Bob had some answers of his own. But, Bob also knew his might not be the best answer. The best answer might be someone else’s but Bob knew how to get other people to not just give him their ideas but insist he have them because whatever Bob was doing was what they were now doing too.
“All I really know,” said Bob, as we contemplated the comic’s title, “You, Murderer”, “Is I want to do a completely subjective single-camera camera point of view.” That’s already a challenge if the goal is stay inside that single-camera point of view. That means we won’t shoot the show how we normally would — master shot plus coverage for emphasis as needed. In a single camera point of view, there IS NO coverage. There are no other camera angles to consider, only the one. That meant there’d be nothing to cut away to. If the episode felt draggy, there would literally be no way to fix it via editing. What we saw would be what we had.
Bob added the first complication. The guy whose point of view we’d see the whole episode from? He’s a dead guy! And part of our story will be how he got to “be” a dead guy. Cool concept but how does one tell such a story? Never mind that — here’s one more creative complication: the dead guy? Bob wanted Humphrey Bogart to play him. To make that work, Bob had identified about a dozen places in the script where the “dead guy” passes a reflective surface — and sees himself — and then says something out loud. Bob was already well down the road to doing “Forrest Gump”. To Bob — who was using the Crypt episode to experiment — these little set pieces were the whole point of the exercise.
On the first day of prep — with the whole crew at his disposal (a thing that never happened because no director ever got the crew when they were prepping because the crew was too busy shooting the last episode), Bob invited the entire crew onto our “four wall set”. Most sets are three walls — with the fourth missing because that’s where the camera and crew are theoretically. But, because Bob wanted to have a subjective camera, the camera had to be able to look anywhere at any time — as if it was a corpse being dragged around, trying to figure out how to intercede on its own behalf. Walking from place to place, kneeling occasionally, Bob described how he saw the scene — and its one shot — unfolding. From one side of the set to the other and then back again. It seemed utterly impossible.
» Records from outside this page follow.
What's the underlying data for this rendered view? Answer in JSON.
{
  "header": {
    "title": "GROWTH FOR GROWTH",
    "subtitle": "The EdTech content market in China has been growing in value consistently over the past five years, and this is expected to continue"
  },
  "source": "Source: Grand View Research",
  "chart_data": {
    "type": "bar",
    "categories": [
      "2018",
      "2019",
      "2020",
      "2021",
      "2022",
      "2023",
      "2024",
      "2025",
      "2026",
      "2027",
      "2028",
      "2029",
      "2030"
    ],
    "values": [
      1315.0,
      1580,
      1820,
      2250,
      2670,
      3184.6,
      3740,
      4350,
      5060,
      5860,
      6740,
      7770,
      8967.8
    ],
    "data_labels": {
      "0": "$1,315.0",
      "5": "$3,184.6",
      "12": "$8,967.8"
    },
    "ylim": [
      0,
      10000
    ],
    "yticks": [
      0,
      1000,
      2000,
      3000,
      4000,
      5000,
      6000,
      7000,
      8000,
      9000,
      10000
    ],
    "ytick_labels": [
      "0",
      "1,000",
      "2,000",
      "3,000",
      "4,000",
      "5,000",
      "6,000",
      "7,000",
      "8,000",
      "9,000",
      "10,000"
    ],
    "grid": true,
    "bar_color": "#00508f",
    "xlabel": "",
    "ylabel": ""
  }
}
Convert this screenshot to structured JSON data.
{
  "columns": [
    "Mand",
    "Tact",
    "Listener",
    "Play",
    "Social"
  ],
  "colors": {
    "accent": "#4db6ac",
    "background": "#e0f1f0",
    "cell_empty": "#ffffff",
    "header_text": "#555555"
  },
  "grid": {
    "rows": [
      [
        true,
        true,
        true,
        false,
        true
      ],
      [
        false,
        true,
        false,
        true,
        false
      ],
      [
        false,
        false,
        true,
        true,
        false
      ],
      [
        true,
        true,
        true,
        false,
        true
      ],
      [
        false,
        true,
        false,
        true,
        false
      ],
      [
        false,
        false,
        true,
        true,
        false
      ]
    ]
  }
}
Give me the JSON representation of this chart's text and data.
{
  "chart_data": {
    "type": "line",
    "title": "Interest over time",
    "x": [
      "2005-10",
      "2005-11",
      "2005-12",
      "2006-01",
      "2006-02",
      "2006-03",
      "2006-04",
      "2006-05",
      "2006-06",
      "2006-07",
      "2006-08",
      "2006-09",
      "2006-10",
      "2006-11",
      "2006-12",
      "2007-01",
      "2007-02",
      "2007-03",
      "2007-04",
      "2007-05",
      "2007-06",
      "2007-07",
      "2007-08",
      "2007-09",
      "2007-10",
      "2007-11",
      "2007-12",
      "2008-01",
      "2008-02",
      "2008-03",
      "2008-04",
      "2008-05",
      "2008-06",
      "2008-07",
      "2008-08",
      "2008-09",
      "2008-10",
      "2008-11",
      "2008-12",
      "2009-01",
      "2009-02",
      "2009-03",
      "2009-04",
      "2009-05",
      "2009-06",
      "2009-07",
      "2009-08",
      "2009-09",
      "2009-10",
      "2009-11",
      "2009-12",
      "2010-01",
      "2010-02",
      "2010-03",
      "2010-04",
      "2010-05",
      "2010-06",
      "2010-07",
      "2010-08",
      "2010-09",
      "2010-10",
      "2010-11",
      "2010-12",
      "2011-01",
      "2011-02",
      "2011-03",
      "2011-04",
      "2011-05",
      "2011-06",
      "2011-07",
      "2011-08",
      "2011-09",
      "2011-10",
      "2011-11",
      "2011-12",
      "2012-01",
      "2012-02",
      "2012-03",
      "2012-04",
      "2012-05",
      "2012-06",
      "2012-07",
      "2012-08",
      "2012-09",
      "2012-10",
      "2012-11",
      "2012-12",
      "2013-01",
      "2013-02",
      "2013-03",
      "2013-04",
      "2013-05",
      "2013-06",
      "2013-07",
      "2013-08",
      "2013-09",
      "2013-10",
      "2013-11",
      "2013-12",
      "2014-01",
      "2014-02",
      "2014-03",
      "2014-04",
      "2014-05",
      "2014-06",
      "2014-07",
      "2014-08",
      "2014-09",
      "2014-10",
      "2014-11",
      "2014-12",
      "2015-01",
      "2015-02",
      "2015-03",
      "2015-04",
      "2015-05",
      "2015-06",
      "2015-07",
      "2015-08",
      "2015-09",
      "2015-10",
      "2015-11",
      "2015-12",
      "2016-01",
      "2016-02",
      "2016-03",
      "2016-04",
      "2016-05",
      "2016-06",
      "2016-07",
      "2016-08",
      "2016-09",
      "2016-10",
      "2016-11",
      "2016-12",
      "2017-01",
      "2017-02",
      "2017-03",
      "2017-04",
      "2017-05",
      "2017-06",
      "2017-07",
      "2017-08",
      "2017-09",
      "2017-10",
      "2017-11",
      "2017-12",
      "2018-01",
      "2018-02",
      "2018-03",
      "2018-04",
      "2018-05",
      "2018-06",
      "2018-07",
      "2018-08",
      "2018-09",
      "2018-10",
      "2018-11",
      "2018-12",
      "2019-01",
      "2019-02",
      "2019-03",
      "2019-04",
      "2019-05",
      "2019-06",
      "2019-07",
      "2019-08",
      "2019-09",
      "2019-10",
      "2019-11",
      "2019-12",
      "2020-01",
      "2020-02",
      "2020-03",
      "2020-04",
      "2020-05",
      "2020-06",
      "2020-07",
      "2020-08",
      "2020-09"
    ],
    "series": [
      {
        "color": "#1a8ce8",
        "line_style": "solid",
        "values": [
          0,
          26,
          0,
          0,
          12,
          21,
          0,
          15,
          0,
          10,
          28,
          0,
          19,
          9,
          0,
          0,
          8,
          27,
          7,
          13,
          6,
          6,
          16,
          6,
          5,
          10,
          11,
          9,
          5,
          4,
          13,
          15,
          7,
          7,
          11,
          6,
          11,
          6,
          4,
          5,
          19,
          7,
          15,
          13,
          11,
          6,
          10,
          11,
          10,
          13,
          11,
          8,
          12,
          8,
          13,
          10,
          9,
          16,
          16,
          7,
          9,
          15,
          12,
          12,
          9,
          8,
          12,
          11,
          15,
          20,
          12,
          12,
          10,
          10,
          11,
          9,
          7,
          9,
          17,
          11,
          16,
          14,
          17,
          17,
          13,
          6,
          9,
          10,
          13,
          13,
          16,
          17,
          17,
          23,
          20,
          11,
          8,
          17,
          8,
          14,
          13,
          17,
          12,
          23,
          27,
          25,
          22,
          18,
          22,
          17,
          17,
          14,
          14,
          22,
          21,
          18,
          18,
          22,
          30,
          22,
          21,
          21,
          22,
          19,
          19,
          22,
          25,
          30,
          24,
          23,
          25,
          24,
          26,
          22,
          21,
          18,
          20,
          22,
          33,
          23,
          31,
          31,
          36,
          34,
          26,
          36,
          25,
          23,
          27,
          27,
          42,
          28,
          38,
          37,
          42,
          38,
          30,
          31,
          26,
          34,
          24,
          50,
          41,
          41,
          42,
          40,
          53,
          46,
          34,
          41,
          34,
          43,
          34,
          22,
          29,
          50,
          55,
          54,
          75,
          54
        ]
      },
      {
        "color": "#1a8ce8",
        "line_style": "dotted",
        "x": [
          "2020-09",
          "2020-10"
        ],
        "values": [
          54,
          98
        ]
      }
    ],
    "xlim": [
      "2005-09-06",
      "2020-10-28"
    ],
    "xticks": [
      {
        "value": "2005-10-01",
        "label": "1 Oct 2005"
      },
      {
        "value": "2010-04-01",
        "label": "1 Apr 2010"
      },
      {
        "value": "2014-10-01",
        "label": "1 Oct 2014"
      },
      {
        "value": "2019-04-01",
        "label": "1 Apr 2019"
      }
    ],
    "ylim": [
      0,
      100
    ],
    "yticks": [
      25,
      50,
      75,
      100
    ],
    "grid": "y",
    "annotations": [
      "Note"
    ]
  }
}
Of course it did! Bob chuckled delightedly as he looked out at our crew, ready to get to work. “Guys,” he said, “How’re we gonna do this? How’re we gonna get this shot?” The gantlet was thrown. It was up to us as a unit to rise to the challenge. Getting people to rise to a challenge instead of having a challenge imposed upon them is far healthier and far more productive for all concerned.
The truth is, guys like Joel Silver and Scott Rudin are physically incapable of treating others with the respect due them. Is it nature or nurture that makes them this way? I’m much more inclined to say “nature”.